Family members may feel high levels of stress and evidence suggests that there is an increase in psychiatric morbidity in family care givers (Addington et al. 2010).
This essay has so far detailed the complex nature of schizophrenia and the impact this diagnosis has on the individual and their family.
This assignment will now proceed by examining the concept of family interventions. It is important to identify that the term ‘family’ refers to people who have an important emotional link to the individual with schizophrenia and NICE (2010) includes; parents, siblings and partners, in this description.
It is well documented that the family can play an important part in helping in the recovery of an individual experiencing a relapse of their schizophrenic condition (CSIP, 2010), therefore family interventions play a significant part in the recuperation process.
Family interventions in schizophrenia were historically developed to concentrate on the difficulties observed in patients within an acute phase of the schizophrenic illness and the needs of families during the post-hospitalization period (Addington et al. 2010); however more recently it is suggested that family interventions have developed aiming to address relapse prevention and family stress reduction (Addington et al. 2010).
Working with families at the onset of the condition has been advocated suggests Addington et al. (2010) so that adaptive behaviours are adopted early in an attempt to reduce the burden experienced by the family.
Adopting a therapeutic approach with individuals with schizophrenia and their families has been documented to have more significant effects than basic pharmacology in reducing the occurrence of relapse, the need for hospital re-admission and the degree and intensity of symptoms experienced by the individual with schizophrenia (Pilling et al., 2002).
The research indicates that the component parts of family therapy are viewed to be beneficial to both family members and to the individual with schizophrenia (Lehman et al., 2004; Addington et al., 2010; NICE, 2010; CSIP, 2010).
The component parts of family interventions should include elements that focus on; illness education, crisis intervention, emotional support and training on how to cope with symptoms associated with the (Lehman et al., 2004).
Other recommendations for content in family interventions include practitioners aiming to ensure; they develop an alliance with relatives who care for a person with schizophrenia; supporting family to lower expressed emotion, supporting with the development of problem solving skills and by supporting families and the individual to set and keep appropriate goals and limits (Pharoah et al., 2006).
Barker (2003) also suggests that individuals and families should be; helped to clarify expectations about roles and responsibilities, helped to develop clear and direct communication messages and also there is the suggestion that modified bereavement counselling should be offered to support the ‘grief like reactions to the loss of idealized expectations’ (Barker, 2003. P.g268).
This assignment has demonstrated that for the individual diagnosed with schizophrenia the impact on their lives is significant as it not only presents them with the challenge of coping with a broad spectrum of symptoms it also impacts on their family and support network to a significant degree.

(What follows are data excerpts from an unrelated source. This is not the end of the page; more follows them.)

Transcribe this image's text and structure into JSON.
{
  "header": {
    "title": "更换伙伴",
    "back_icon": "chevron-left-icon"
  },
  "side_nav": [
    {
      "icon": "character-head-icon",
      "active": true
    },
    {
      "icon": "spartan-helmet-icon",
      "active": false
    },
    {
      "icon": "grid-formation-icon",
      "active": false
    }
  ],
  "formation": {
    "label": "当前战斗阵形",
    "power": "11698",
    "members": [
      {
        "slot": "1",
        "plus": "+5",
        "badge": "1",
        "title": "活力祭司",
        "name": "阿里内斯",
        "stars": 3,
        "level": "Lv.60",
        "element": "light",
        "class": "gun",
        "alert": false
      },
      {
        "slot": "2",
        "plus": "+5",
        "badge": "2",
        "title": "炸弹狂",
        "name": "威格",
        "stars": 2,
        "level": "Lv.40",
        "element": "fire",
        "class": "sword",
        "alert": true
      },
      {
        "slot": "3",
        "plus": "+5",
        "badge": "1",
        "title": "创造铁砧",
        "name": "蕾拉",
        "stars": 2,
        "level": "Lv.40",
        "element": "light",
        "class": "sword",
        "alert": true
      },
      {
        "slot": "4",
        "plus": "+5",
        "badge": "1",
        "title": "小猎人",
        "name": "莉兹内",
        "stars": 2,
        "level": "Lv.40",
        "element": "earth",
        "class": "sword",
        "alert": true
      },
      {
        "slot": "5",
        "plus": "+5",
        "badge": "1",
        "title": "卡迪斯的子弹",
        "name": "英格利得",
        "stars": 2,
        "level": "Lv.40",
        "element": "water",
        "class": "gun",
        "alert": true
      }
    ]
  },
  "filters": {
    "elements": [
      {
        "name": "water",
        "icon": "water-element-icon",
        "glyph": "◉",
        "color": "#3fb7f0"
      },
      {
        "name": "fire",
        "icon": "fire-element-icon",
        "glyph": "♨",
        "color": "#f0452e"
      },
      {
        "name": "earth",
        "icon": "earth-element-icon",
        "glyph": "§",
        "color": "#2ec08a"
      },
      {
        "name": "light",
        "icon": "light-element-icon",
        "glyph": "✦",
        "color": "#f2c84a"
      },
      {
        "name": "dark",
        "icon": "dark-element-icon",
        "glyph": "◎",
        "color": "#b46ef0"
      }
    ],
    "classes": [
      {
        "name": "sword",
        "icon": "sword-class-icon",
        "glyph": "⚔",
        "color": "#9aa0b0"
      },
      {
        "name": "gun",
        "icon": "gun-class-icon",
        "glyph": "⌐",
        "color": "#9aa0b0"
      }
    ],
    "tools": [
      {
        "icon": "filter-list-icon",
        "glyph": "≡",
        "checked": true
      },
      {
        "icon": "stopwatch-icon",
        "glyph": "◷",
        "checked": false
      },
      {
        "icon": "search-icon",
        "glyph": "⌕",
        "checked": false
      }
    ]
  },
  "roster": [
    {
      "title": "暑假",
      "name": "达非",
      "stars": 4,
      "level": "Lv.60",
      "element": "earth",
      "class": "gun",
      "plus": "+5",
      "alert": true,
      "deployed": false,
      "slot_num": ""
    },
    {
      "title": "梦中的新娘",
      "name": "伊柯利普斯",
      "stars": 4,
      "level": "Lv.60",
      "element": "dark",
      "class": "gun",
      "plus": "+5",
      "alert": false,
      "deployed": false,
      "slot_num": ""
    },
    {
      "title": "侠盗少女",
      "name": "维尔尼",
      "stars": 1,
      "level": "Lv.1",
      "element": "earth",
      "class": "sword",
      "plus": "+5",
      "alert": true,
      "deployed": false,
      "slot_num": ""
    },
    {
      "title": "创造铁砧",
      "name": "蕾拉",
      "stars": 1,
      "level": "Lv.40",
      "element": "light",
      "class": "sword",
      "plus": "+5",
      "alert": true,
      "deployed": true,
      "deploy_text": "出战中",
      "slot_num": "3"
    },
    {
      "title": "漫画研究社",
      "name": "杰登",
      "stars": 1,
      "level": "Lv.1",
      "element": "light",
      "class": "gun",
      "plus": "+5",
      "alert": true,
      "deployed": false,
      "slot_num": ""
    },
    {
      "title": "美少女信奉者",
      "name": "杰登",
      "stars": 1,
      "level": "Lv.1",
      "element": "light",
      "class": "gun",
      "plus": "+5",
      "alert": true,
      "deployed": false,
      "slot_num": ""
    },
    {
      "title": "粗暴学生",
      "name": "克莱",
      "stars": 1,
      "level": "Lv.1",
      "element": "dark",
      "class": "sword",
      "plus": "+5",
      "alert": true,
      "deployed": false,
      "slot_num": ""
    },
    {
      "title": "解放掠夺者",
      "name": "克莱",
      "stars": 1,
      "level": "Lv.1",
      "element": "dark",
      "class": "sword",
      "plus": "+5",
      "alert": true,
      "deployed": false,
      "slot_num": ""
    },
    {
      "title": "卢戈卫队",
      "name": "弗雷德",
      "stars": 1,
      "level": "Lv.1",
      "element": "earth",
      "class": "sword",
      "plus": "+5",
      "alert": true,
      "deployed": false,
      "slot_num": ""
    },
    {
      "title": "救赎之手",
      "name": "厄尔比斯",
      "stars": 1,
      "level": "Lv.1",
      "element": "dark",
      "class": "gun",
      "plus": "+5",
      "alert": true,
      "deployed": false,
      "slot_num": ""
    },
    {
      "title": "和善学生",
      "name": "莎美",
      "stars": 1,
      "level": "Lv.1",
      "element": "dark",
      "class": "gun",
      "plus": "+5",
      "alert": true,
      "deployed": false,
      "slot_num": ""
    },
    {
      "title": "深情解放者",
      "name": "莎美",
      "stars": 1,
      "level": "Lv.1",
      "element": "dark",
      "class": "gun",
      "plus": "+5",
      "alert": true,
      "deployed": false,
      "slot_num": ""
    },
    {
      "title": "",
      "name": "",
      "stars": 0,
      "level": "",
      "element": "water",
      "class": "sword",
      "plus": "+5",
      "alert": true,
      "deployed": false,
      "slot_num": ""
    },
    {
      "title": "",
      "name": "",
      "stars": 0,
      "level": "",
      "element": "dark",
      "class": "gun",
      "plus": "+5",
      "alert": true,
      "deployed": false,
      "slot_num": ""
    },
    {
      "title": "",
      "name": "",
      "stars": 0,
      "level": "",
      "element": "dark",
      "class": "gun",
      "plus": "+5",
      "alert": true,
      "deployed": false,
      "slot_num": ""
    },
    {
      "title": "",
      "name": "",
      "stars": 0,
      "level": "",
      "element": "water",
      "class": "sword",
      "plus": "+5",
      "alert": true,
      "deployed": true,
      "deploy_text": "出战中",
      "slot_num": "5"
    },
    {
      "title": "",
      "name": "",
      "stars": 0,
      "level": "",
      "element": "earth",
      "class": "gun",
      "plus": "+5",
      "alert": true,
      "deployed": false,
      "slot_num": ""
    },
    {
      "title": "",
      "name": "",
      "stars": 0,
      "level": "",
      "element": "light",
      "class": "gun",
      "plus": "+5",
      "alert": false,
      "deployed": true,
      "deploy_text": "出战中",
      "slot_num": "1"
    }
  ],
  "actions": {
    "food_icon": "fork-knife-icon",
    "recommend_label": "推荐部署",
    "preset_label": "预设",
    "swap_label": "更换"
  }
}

Emotional reactions such as grief, anger, shame and fear are common (Barker, 2003) not only for the person with the schizophrenia but for family, friends and other social networks too.
By providing therapeutic interventions such as family therapy there is the opportunity to reduce the need for hospital admissions, the risk of relapse is decreased and ‘family life may become less burdensome and tense’ (Pharoah et al., 2006, P.g17).